There is a strong message from this intense moment that each and any of us can get out of a difficult situation if we focus all our strength and skills.

Another message is that sometimes the impossible works.

Yes, and at other times in real life we get overwhelmed or killed. We do not survive difficult situations. While it might not be a death threat, how do you survive or triumph over a marriage breaking down?

This real life example is one many of us face. Steven Seagal has been through three divorces.

In divorce, as I know myself, you lose your image of being the right person, the right lover and hero for this other person in love bond with you. You die!

Thus there are life situations in which we do not triumph. Seagal, without knowing details, lost out in real life. Love with a certain person ended for him. With two of the wives he had children also. So he must have lost out in terms of being a steady father to his children.

Which is to say that life itself is full of problems.
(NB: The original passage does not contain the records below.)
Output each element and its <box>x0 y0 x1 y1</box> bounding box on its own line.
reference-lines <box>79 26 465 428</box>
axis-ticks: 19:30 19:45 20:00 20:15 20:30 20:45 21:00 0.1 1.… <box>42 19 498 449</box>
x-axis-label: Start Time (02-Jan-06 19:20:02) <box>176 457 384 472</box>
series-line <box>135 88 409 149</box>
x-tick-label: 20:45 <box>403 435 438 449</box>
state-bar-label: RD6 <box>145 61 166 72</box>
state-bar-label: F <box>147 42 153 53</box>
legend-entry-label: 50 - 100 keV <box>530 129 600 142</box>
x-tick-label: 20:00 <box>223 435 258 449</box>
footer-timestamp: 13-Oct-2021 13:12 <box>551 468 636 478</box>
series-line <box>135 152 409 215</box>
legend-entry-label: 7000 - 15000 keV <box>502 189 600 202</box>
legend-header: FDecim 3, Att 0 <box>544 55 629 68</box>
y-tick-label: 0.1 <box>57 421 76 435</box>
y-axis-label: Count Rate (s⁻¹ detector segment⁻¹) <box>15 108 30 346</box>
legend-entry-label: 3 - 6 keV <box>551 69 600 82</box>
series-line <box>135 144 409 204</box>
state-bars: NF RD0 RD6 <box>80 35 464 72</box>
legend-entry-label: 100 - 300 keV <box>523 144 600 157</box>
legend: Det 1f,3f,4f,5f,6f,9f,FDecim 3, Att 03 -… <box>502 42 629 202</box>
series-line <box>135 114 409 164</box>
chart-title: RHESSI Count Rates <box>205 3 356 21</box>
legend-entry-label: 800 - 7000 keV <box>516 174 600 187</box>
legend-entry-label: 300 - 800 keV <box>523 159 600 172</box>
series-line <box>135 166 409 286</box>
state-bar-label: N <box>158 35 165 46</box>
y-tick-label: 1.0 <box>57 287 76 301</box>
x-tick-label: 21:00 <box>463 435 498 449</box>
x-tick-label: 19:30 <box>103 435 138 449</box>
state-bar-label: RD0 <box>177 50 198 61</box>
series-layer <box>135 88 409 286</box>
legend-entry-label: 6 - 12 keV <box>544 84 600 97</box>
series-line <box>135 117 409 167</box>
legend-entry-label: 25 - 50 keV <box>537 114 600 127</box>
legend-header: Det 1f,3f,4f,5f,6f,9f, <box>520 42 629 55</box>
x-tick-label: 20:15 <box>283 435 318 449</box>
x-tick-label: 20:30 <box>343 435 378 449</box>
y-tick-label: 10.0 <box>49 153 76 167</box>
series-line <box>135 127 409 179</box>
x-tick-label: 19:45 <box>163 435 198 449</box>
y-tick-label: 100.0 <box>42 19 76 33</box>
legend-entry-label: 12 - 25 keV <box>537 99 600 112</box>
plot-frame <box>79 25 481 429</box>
Sometimes we can solve them and triumph over them. Sometimes we cannot.

The hero action movie is a mythic archetype, not a real life situation usually.

Such a movie with an actor like Seagal gives us a high, a life, a drug high by identifying with the heroic archetype. We may not be all that successful in real life in some ways but through identifying with the movie hero we can experience success as an emotion vicariously.

Seagal is not destroying our enemies for us. We are Seagal destroying enemies.

Thus STORY KEYS are primal archetypal moments in drama that symbolize common, important life situations.

Here we have been talking about turning Defeat into Victory as a Story Key.

Make sure your novel or play has about twelve of them.

Make a list of possible Story Keys, Pivotal Scenes that will be memorable to the reader or viewer.

All the other matrices of your complete story will be interconnections, elaborations and amplifications of your 12 story keys.

Think Big, Act Big, Be Bigger Than Life. Yet represent life with your Story Keys.

In The Writer’s Interface you will find places where suggestions about story keys are put in for developing Story Lines and Story Themes.

A Story Theme is an overarching key life context and issue dramatized. Your Story Keys are intense nodes of action and meaning along the way, the storylines, that dramatize the two or three main Story Themes.